THE ART OF GATHERING

“Why do we gather?”  We gather to solve problems we can’t solve on our own.  We gather to celebrate, to mourn, and to mark transitions.  We gather to make decisions.  We gather because we need one another.  We gather to show strength.  We gather to honor and acknowledge.  We gather to build companies and schools and neighborhoods.  We gather to welcome, and we gather to say goodbye.
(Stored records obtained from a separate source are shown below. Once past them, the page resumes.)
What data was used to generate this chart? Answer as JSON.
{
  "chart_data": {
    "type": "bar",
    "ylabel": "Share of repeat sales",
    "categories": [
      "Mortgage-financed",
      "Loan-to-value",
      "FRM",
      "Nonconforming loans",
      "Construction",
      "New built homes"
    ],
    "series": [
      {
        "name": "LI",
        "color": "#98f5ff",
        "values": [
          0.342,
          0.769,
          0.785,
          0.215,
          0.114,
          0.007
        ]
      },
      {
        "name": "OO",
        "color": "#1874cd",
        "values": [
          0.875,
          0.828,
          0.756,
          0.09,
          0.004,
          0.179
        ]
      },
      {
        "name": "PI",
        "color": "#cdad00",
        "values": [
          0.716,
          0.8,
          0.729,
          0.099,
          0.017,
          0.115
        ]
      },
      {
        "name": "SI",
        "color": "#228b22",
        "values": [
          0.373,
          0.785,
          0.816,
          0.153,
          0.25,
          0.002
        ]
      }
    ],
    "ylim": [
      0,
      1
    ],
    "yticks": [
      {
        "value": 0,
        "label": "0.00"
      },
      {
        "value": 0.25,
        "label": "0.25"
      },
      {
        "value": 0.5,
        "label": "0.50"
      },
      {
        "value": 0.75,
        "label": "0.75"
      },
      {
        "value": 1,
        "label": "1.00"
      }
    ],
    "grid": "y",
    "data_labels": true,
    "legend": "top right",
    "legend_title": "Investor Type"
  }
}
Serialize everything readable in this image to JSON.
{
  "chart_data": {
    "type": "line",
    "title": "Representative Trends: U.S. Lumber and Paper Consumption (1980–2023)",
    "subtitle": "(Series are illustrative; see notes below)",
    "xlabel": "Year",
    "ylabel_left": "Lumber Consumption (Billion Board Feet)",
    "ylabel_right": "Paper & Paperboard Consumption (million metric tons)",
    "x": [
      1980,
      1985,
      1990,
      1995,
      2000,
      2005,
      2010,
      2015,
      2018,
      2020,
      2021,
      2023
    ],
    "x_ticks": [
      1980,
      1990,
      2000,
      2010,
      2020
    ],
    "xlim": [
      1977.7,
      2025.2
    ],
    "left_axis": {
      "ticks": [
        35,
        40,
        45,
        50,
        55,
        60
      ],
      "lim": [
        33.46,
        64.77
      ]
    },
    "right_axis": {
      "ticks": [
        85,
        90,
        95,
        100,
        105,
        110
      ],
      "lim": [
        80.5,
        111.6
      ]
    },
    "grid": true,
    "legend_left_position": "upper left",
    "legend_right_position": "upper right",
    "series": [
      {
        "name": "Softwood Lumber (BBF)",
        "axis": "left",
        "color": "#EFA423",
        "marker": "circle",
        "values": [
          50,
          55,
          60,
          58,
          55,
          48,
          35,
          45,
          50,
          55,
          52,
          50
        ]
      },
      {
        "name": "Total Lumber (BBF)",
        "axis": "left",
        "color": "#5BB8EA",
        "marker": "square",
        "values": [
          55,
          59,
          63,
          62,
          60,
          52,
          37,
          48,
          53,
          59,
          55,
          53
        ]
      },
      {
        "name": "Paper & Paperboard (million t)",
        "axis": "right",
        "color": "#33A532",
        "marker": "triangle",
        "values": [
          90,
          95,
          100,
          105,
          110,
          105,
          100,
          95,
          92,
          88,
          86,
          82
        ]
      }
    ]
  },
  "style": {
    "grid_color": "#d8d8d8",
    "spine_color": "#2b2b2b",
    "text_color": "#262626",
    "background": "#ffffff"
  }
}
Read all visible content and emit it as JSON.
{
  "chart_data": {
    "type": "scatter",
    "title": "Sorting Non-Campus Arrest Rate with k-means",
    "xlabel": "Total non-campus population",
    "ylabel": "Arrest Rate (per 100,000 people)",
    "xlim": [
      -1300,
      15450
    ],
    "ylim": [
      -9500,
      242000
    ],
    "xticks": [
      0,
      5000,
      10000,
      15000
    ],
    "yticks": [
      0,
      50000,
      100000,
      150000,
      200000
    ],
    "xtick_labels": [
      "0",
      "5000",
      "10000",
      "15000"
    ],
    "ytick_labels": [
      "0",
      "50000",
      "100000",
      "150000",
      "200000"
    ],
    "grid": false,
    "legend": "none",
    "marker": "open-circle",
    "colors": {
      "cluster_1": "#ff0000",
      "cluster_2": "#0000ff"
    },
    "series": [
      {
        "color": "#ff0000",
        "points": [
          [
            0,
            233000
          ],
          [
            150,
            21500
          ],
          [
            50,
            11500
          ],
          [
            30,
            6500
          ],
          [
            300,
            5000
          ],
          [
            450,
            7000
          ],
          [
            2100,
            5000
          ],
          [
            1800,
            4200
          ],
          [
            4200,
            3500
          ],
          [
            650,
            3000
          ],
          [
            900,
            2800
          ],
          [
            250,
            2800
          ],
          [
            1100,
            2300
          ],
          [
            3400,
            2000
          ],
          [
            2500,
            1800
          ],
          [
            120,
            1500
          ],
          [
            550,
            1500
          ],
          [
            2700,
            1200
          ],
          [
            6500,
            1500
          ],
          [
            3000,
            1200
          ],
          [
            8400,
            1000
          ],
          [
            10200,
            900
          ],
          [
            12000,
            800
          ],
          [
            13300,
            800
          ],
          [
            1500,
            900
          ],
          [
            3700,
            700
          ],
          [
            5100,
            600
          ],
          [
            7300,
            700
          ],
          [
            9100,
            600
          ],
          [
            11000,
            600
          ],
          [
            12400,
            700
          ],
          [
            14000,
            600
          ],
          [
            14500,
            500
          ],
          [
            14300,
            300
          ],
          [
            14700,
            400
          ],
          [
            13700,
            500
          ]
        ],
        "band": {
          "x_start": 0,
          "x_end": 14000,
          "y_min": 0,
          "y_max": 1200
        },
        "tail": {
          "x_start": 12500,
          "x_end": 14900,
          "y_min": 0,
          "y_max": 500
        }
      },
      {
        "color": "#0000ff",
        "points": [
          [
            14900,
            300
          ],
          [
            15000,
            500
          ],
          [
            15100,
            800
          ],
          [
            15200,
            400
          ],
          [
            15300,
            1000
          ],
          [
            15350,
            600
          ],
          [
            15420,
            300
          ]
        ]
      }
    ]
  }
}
Excerpt from Priya Parker’s book:  The Art of Gathering: How We Meet and Why It Matters

Priya Parker is a conflict resolution strategist and author of the book, The Art of Gathering: How We Meet and Why It Matters.  She is a founding member of the Sustained Dialogue Campus Network, a member of the World Economic Forum Global Agenda Council on New Models of Leadership, and a Senior Expert at Mobius Executive Leadership

REFLECTION:

  • COVID has curtailed our opportunity to gather and yet being with others, offers so many benefits.  
  • Community is built through participation.  Do you allow others to be involved?
  • How can you include others… gather a group to build something even better.
  • Do you need to organize a gathering or ask to help someone else having a gathering?

BEING PREOCCUPIED

Monasterio de San Julián de Samos⁩, ⁨Samos⁩, ⁨Lugo⁩, ⁨Spain⁩ - Mural of 7 Deadly Sins

Being preoccupied with our self-image is like being deaf and blind.  It’s like standing in the middle of a vast field of wildflowers with a black hood over our heads.  It’s like coming upon a tree of singing birds while wearing earplugs.

REFLECTION:

  • Do find yourself at times preoccupied with your self image?
  • How can you set yourself free?
  • How can you love yourself more… be kind to YOU… flaws and all?

SEEING THE CONTINUUM

Sculpture along the El Camino de Santiago -‎⁨Pedrafita do Cebreiro⁩, ⁨Lugo⁩, ⁨Spain⁩

It’s so much easier to see and process the world if we divide it into discrete bits.  This is non-fiction, that’s fiction.  This is a good restaurant, that’s a bad one.  This person is successful, that one isn’t.  These distinctions are almost always wrong.  Not just wrong, but unhelpful, because by ignoring the stuff in between, we isolate ideas (and people) instead of seeing them as part of a continuous whole.  Slopes aren’t necessarily slippery, but they’re far more likely to exist than neat staircases.  And then we have to make the very difficult decision of where in the messy middle we’re going to place a marker.  

FROM:  Seth Godin’s Blog

REFLECTION:

  • Do you tend to divide… good/bad; helpful/unhelpful; successful/unsuccessful?
  • Are you willing to work within the messy middle?
  • How can you see people and ideas as part of a continuous whole?